While I’m sure you found that so impressive. It was likely just the global map from Honeynet.org which was a network of honeynets with telemetry to update the map whenever someone did a port scan or attempted to initiate an SSH connection. I bet it looked really impressive to an “educated” government IT worker who was absolutely clueless to what they were seeing.
Cyber Insurance has been being preached for years. If you run a business, you need to call your agent to discuss.
Well there will be no federal help thanks to Trump. And the state? Incompetent as ever. So good luck!
@8:57 some boomers here have no clue how complex modern computing and cyber attacks are lol
But we are spending trillions in Iran? Is that America first? And id say drink up but the state screwed that up! Maybe smoke a joint you bought off west street
we had one at DFA. They took control of our network/email. didn't affect critical systems but that alone was a massive headache
Let us layoff some more federal cyber workers while promoting Bitcoin as the future of finance!! Maybe our russian buddies and politicians can help fix the computer systems later.
We're still waiting for "Infrastructure week" that Trump promised in 2016.
Cyber attacks originating from other countries should be viewed as an act of war and treated as such.
Oh man it didn’t take long for the government worker democrats to chime in and blame Trump.
Look jr. Marxists, perhaps you all shouldn’t have wasted trillions on dark money NGOs laundering taxpayer cash through USAID funded cutout charities while kicking most of it back to the DNC for sustained election fraud and insider trading schemes. And let’s not forget all the “learing centers” and other democrat schemed taxpayer fraud for illegals.
Womp womp and boo fucking hoo!
What is a cyber attack? Is that like alien robots trying to take over the planet like they use to talk about on the old radio shows I listened to? Barefoot, of course. Couldn't afford shoes back in them there days.
Heads should roll at UMMC for this.
But I know they won’t.
I just hope for a speedy recovery for the sake of the patients.
Cyber Insurance requires regular security audits and penetration testing. You have to have competent cybersecurity staff and follow industry best practices. That requires hard work and might inconvenience the highly paid medical staff who “aren’t computer people” so it is highly doubtful they were doing much, if anything. And why should they? There will be absolutely zero repercussions for this!
10:23, You obviously weren't paying attention the last year, when the Trump Administration cut the workforce and funding to the Cybersecurity and Infrastructure Security Agency.
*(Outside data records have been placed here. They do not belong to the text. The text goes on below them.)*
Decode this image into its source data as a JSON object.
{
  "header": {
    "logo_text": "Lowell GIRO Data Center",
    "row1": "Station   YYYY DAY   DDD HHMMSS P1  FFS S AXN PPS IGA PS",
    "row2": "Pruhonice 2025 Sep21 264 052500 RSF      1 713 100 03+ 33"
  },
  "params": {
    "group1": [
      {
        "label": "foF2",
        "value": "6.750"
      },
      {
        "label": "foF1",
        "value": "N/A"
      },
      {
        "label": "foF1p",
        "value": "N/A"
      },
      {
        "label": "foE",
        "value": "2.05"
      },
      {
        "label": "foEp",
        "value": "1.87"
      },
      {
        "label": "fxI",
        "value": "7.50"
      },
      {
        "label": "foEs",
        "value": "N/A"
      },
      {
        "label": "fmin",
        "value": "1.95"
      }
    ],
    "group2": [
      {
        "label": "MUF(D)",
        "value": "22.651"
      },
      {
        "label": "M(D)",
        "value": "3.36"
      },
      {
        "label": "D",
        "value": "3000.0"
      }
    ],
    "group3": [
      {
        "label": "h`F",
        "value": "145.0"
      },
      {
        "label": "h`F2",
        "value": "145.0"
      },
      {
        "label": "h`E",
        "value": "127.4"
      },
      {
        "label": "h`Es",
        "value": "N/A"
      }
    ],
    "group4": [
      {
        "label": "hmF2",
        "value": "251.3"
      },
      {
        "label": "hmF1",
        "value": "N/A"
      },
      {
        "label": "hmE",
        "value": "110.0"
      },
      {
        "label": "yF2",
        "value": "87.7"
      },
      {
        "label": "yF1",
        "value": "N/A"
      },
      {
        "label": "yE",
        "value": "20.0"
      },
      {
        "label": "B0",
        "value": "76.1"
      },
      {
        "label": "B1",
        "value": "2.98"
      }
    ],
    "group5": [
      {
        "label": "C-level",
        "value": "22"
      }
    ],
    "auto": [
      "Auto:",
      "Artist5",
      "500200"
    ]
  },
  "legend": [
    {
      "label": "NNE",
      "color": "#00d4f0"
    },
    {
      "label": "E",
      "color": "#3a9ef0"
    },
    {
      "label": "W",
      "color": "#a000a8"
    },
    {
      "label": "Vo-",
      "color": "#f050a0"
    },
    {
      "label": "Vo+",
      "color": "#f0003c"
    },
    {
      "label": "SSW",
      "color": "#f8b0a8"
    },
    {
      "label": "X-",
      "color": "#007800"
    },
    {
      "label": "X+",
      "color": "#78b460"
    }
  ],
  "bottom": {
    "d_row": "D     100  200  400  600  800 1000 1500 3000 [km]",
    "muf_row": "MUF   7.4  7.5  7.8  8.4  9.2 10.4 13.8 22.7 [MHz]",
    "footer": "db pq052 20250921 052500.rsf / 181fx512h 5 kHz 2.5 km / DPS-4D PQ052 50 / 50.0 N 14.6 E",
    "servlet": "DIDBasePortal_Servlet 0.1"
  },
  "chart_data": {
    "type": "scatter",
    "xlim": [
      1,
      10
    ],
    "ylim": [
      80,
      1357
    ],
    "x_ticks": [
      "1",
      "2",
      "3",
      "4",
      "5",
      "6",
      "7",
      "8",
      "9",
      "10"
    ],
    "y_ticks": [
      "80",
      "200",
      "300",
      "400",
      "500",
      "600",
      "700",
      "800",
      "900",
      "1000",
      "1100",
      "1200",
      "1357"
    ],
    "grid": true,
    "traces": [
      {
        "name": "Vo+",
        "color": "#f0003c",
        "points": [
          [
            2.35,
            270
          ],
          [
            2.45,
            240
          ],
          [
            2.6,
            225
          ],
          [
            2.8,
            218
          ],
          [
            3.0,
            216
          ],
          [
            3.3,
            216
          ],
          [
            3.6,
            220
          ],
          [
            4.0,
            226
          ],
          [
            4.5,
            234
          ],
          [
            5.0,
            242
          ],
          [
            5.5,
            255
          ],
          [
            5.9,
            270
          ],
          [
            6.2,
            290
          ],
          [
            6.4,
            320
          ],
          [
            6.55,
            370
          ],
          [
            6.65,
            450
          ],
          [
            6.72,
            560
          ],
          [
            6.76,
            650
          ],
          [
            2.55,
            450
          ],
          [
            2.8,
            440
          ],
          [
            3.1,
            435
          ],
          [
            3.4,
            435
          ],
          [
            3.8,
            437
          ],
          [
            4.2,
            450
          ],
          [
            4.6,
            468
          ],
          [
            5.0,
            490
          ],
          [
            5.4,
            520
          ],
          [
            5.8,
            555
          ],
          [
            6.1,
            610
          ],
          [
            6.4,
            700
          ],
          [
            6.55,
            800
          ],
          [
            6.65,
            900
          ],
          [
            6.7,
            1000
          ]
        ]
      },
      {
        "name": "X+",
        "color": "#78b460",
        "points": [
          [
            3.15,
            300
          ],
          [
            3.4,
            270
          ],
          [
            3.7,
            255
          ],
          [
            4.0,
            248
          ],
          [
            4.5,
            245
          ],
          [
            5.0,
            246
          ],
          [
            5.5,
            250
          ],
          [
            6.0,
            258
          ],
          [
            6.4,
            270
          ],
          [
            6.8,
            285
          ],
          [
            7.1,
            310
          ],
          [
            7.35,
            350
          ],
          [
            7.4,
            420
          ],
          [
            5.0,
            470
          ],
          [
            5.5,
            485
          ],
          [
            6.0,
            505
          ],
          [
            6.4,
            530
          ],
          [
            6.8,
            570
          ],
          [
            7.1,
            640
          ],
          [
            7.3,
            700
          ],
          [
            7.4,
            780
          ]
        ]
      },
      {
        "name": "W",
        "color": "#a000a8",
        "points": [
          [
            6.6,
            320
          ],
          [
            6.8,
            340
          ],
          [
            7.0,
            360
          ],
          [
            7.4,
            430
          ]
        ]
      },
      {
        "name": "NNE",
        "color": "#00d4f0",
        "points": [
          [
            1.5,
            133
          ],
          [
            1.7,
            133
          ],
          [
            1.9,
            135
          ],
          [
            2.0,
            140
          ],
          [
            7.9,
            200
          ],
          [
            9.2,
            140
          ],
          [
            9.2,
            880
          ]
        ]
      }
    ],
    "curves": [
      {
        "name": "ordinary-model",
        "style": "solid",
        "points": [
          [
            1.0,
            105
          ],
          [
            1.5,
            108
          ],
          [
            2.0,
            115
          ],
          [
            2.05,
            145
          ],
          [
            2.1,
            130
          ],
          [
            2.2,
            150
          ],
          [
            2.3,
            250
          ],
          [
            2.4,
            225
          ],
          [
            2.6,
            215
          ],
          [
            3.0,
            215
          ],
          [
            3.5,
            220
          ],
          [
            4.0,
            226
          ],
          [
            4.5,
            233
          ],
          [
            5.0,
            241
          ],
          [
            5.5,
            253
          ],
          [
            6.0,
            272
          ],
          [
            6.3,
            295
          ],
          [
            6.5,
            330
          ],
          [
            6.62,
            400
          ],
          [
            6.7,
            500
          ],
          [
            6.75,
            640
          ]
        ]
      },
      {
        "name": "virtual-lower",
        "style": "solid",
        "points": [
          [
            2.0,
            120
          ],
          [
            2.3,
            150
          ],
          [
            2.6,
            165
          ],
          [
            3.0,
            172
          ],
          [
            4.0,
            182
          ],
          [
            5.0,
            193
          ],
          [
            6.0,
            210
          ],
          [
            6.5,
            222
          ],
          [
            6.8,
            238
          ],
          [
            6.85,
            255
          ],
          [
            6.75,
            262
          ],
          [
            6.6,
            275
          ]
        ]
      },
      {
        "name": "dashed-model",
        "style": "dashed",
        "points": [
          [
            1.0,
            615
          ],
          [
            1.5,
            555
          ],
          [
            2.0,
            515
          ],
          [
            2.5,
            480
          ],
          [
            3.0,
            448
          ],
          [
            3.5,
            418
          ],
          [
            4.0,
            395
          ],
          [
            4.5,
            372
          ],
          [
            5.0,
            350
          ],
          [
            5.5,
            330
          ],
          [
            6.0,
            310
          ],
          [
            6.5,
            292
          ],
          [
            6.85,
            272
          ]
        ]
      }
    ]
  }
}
So here's some more recent news:
https://cyberscoop.com/trump-pulls-us-out-of-international-cyber-orgs/
Russia, China, Iran, and North Korea are the new Axis Powers.
Modern cyber attacks are very complex. Most are targeting human or machine identities as a way to get in the front door of an org without being noticed. Once in, they pivot to gain privileged access. This isn't necessarily an on prem vs cloud/SaaS issue. For ransomware, the best approach is strong backups that basically negate the impact since the data can be recovered.
It would be interesting to know what protections were in place. Do they have an inhouse SOC or outsource it? What cyber security tools were in place and what failed? Basically, what was the attack vector, how did they get in unnoticed, and what should have prevented/mitigated it?
TDS alert!
Lots of government workers on here while "on the clock."
First the TDS card, and now the Boomer card. Will the race card be next?